Strategic & Tactical Planning: A Business Strategy Model
Strategic Planning
Strategic planning diagnoses the organization’s internal and external environments, defines its vision and mission, sets overall goals, creates and selects strategies for implementation, and allocates resources to achieve these goals.
Contingency Planning
Contingency planning prepares the organization for significant, unexpected, and sudden changes (positive or negative) that require an immediate response.
Strategies
Strategies are the main courses of action chosen and implemented to achieve one or more goals.
Downscoping
Downscoping involves disposing of a business, creating a branch, or using other means to eliminate divisions or business lines unrelated to the core business.
Diversification
Diversification is the variety of goods and/or services produced by an organization and the number of different markets it serves.
Vision
The vision expresses the organization’s purpose and fundamental operations, aiming to inspire its members.
Mission
The mission defines what the business seeks to do and for whom. It is the reason for its existence, providing meaning and direction to its activities. It aims to satisfy potential customers, staff, competitors, and the community.
Tactical Planning
Tactical planning involves making decisions about who does what and how, usually with a one- or two-year time horizon.
Core Competencies
Diagnosing strengths and weaknesses allows administrators to identify core competencies and determine areas for improvement.
Resource Allocation
Resource allocation involves organizing money, people, facilities, and other resources to address business opportunities.
Organizational Goals
Organizational goals are the results that administrators and others commit to achieving for the organization’s survival and long-term growth.
Business Strategy
Business strategy refers to the resources and actions implemented to achieve desired goals in a specific market with a set of interconnected goods or services.
Single Business Strategy
A single business strategy involves offering a specific set of goods or services to a particular market.
Market Penetration Strategy
Market penetration strategy seeks growth in existing markets with current products or services.
Dominant Business Strategy
A dominant business strategy caters to various market segments.
Unrelated Business Strategy
An unrelated business strategy offers diverse products (goods and services) to various markets.
Corporate Strategy
Corporate strategy focuses on the types of businesses the company wants to be in, how to acquire or dispose of businesses, resource allocation, and developing synergy between businesses.
Strategic Business Unit
A strategic business unit is a division offering a set of products or services with its own mission and goals.
Forward Integration Strategy
Forward integration means entering the business of customers, moving closer to the final consumer.
Backward Integration Strategy
Backward integration means entering the business of suppliers, usually to control component quality, ensure timely delivery, or stabilize prices.

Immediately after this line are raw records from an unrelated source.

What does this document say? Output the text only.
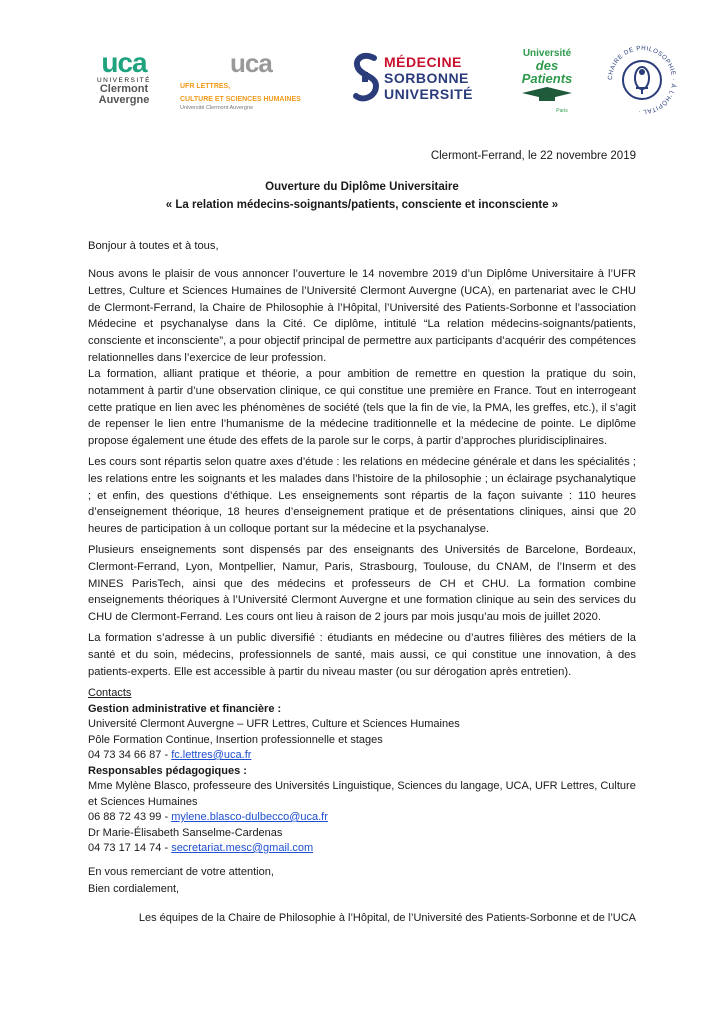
uca
UNIVERSITÉ
Clermont
Auvergne
uca
UFR LETTRES,
CULTURE ET SCIENCES HUMAINES
Université Clermont Auvergne
MÉDECINE
SORBONNE
UNIVERSITÉ
Université
des Patients
Paris
CHAIRE DE PHILOSOPHIE · À L'HÔPITAL ·
Clermont-Ferrand, le 22 novembre 2019
Ouverture du Diplôme Universitaire
« La relation médecins-soignants/patients, consciente et inconsciente »

Bonjour à toutes et à tous,

Nous avons le plaisir de vous annoncer l’ouverture le 14 novembre 2019 d’un Diplôme Universitaire à l’UFR Lettres, Culture et Sciences Humaines de l’Université Clermont Auvergne (UCA), en partenariat avec le CHU de Clermont-Ferrand, la Chaire de Philosophie à l’Hôpital, l’Université des Patients-Sorbonne et l’association Médecine et psychanalyse dans la Cité. Ce diplôme, intitulé “La relation médecins-soignants/patients, consciente et inconsciente”, a pour objectif principal de permettre aux participants d’acquérir des compétences relationnelles dans l’exercice de leur profession.

La formation, alliant pratique et théorie, a pour ambition de remettre en question la pratique du soin, notamment à partir d’une observation clinique, ce qui constitue une première en France. Tout en interrogeant cette pratique en lien avec les phénomènes de société (tels que la fin de vie, la PMA, les greffes, etc.), il s’agit de repenser le lien entre l’humanisme de la médecine traditionnelle et la médecine de pointe. Le diplôme propose également une étude des effets de la parole sur le corps, à partir d’approches pluridisciplinaires.

Les cours sont répartis selon quatre axes d’étude : les relations en médecine générale et dans les spécialités ; les relations entre les soignants et les malades dans l’histoire de la philosophie ; un éclairage psychanalytique ; et enfin, des questions d’éthique. Les enseignements sont répartis de la façon suivante : 110 heures d’enseignement théorique, 18 heures d’enseignement pratique et de présentations cliniques, ainsi que 20 heures de participation à un colloque portant sur la médecine et la psychanalyse.

Plusieurs enseignements sont dispensés par des enseignants des Universités de Barcelone, Bordeaux, Clermont-Ferrand, Lyon, Montpellier, Namur, Paris, Strasbourg, Toulouse, du CNAM, de l’Inserm et des MINES ParisTech, ainsi que des médecins et professeurs de CH et CHU. La formation combine enseignements théoriques à l’Université Clermont Auvergne et une formation clinique au sein des services du CHU de Clermont-Ferrand. Les cours ont lieu à raison de 2 jours par mois jusqu’au mois de juillet 2020.

La formation s’adresse à un public diversifié : étudiants en médecine ou d’autres filières des métiers de la santé et du soin, médecins, professionnels de santé, mais aussi, ce qui constitue une innovation, à des patients-experts. Elle est accessible à partir du niveau master (ou sur dérogation après entretien).

Contacts
Gestion administrative et financière :
Université Clermont Auvergne – UFR Lettres, Culture et Sciences Humaines
Pôle Formation Continue, Insertion professionnelle et stages
04 73 34 66 87 - fc.lettres@uca.fr
Responsables pédagogiques :
Mme Mylène Blasco, professeure des Universités Linguistique, Sciences du langage, UCA, UFR Lettres, Culture et Sciences Humaines
06 88 72 43 99 - mylene.blasco-dulbecco@uca.fr
Dr Marie-Élisabeth Sanselme-Cardenas
04 73 17 14 74 - secretariat.mesc@gmail.com
En vous remerciant de votre attention,
Bien cordialement,
Les équipes de la Chaire de Philosophie à l’Hôpital, de l’Université des Patients-Sorbonne et de l’UCA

Horizontal Integration Strategy
Horizontal integration involves acquiring competitors to consolidate and expand market share.
Strategic Alliances
Strategic alliances are an alternative to traditional backward, forward, and horizontal integration.
Stock Options
Stock options give employees the right to purchase company shares at a fixed price within a specified period.
Functional Strategy
Functional strategy defines resource allocation for functional areas like operations, marketing, human resources, finance, legal, accounting, etc.
Operational Strategies
Operational strategies specify how the company develops and uses its productive capacities to support business strategies.
Marketing Strategies
Marketing strategies address how the company distributes and sells its goods and services.
Finance Strategies
Finance strategies identify how to acquire and allocate financial resources.

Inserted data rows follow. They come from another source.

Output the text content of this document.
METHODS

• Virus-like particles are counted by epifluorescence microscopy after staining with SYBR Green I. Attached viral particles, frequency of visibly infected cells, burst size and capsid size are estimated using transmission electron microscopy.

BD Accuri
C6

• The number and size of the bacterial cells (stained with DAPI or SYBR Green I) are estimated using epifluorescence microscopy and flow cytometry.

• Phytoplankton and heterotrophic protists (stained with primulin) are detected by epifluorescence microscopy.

Market Development Strategy
Market development strategy seeks new markets for existing goods or services.
Product Development Strategy
Product development strategy involves developing new or improved goods or services for current markets.
Differentiation Strategy
Differentiation strategy offers goods or services that customers perceive as unique and valuable.

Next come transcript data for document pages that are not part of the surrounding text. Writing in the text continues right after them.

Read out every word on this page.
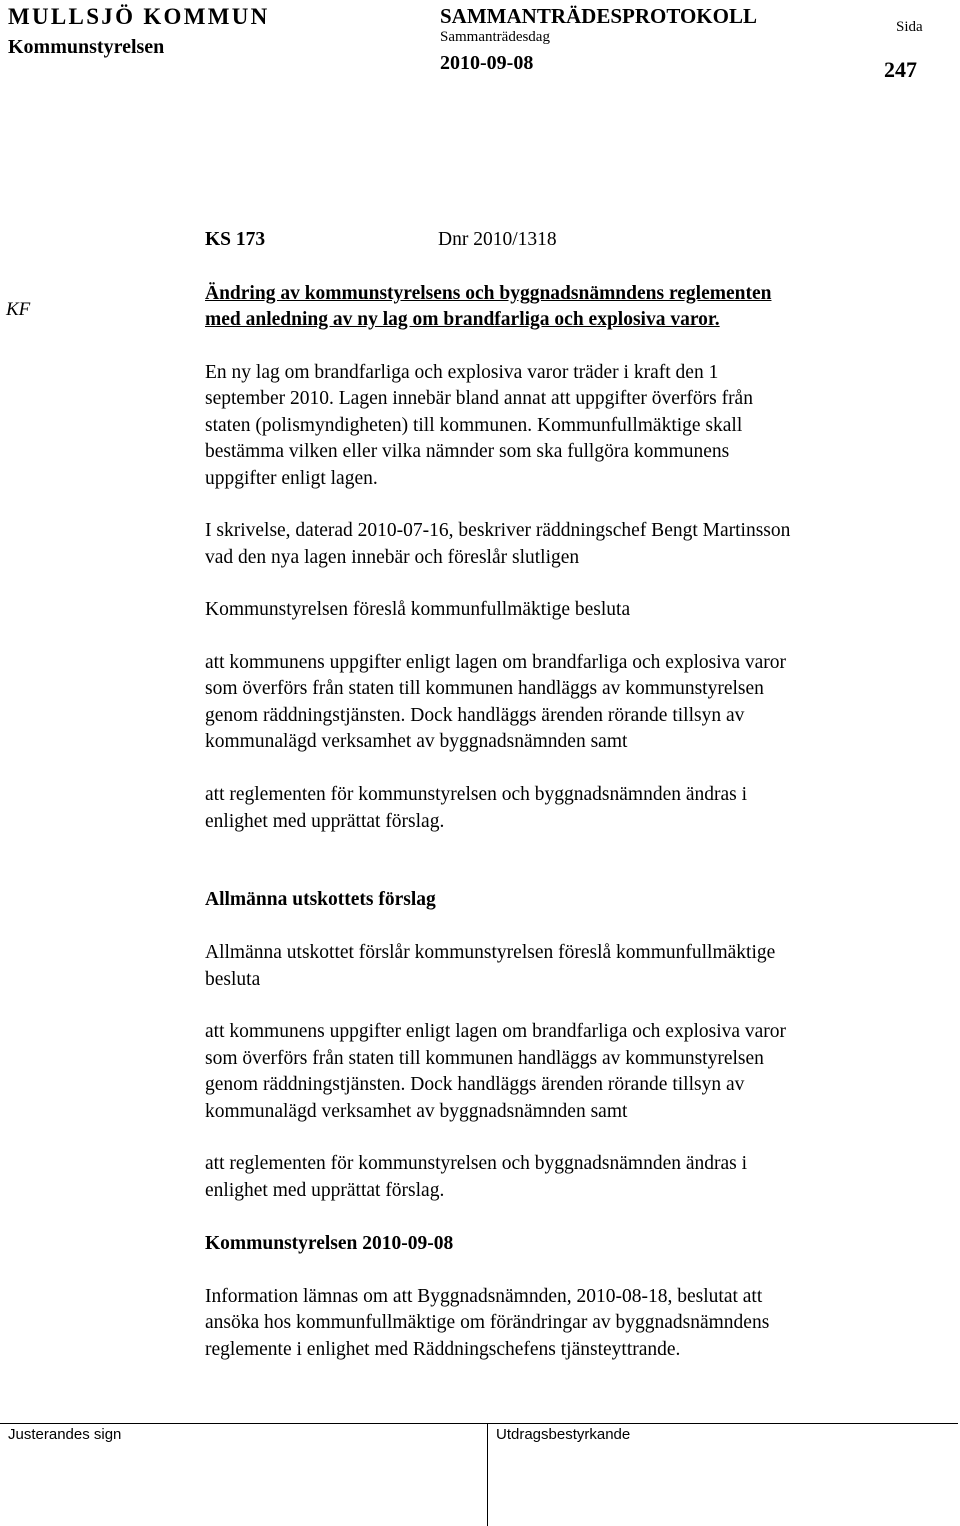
MULLSJÖ KOMMUN
Kommunstyrelsen
SAMMANTRÄDESPROTOKOLL
Sammanträdesdag
2010-09-08
Sida
247
KS 173	Dnr 2010/1318
KF
Ändring av kommunstyrelsens och byggnadsnämndens reglementen
med anledning av ny lag om brandfarliga och explosiva varor.
En ny lag om brandfarliga och explosiva varor träder i kraft den 1
september 2010. Lagen innebär bland annat att uppgifter överförs från
staten (polismyndigheten) till kommunen. Kommunfullmäktige skall
bestämma vilken eller vilka nämnder som ska fullgöra kommunens
uppgifter enligt lagen.
I skrivelse, daterad 2010-07-16, beskriver räddningschef Bengt Martinsson
vad den nya lagen innebär och föreslår slutligen
Kommunstyrelsen föreslå kommunfullmäktige besluta
att kommunens uppgifter enligt lagen om brandfarliga och explosiva varor
som överförs från staten till kommunen handläggs av kommunstyrelsen
genom räddningstjänsten. Dock handläggs ärenden rörande tillsyn av
kommunalägd verksamhet av byggnadsnämnden samt
att reglementen för kommunstyrelsen och byggnadsnämnden ändras i
enlighet med upprättat förslag.
Allmänna utskottets förslag
Allmänna utskottet förslår kommunstyrelsen föreslå kommunfullmäktige
besluta
att kommunens uppgifter enligt lagen om brandfarliga och explosiva varor
som överförs från staten till kommunen handläggs av kommunstyrelsen
genom räddningstjänsten. Dock handläggs ärenden rörande tillsyn av
kommunalägd verksamhet av byggnadsnämnden samt
att reglementen för kommunstyrelsen och byggnadsnämnden ändras i
enlighet med upprättat förslag.
Kommunstyrelsen 2010-09-08
Information lämnas om att Byggnadsnämnden, 2010-08-18, beslutat att
ansöka hos kommunfullmäktige om förändringar av byggnadsnämndens
reglemente i enlighet med Räddningschefens tjänsteyttrande.
Justerandes sign	Utdragsbestyrkande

Focused Differentiation Strategy
Focused differentiation targets a specific niche, meeting the unique needs of certain customers or a geographic market.
Cost Leadership Strategy
Cost leadership strategy competes by offering the lowest possible prices.
Focused Cost Leadership Strategy
Focused cost leadership targets a specific niche with the lowest possible prices.
Related Diversification Strategy
Related diversification involves acquiring businesses related to the current organization in technology, markets, or products.
Related Business Strategy
Related business strategy offers a range of complementary goods or services.
Conglomerate Diversification Strategy
Conglomerate diversification adds unrelated businesses to the company’s portfolio.
Outsourcing Strategy
Outsourcing hires external organizations for services or manufacturing previously done in-house.
Integrated Strategy Model
An integrated strategy model has five elements: Area (where the company operates), Vehicle (how it gets there), Differentiators (how it stands out), Staging (speed and sequence of moves), and Economic Logic (how it profits).
General Model of Competitive Strategies
This model provides a framework of four core business strategies, focusing on staying ahead of competitors in attracting customers.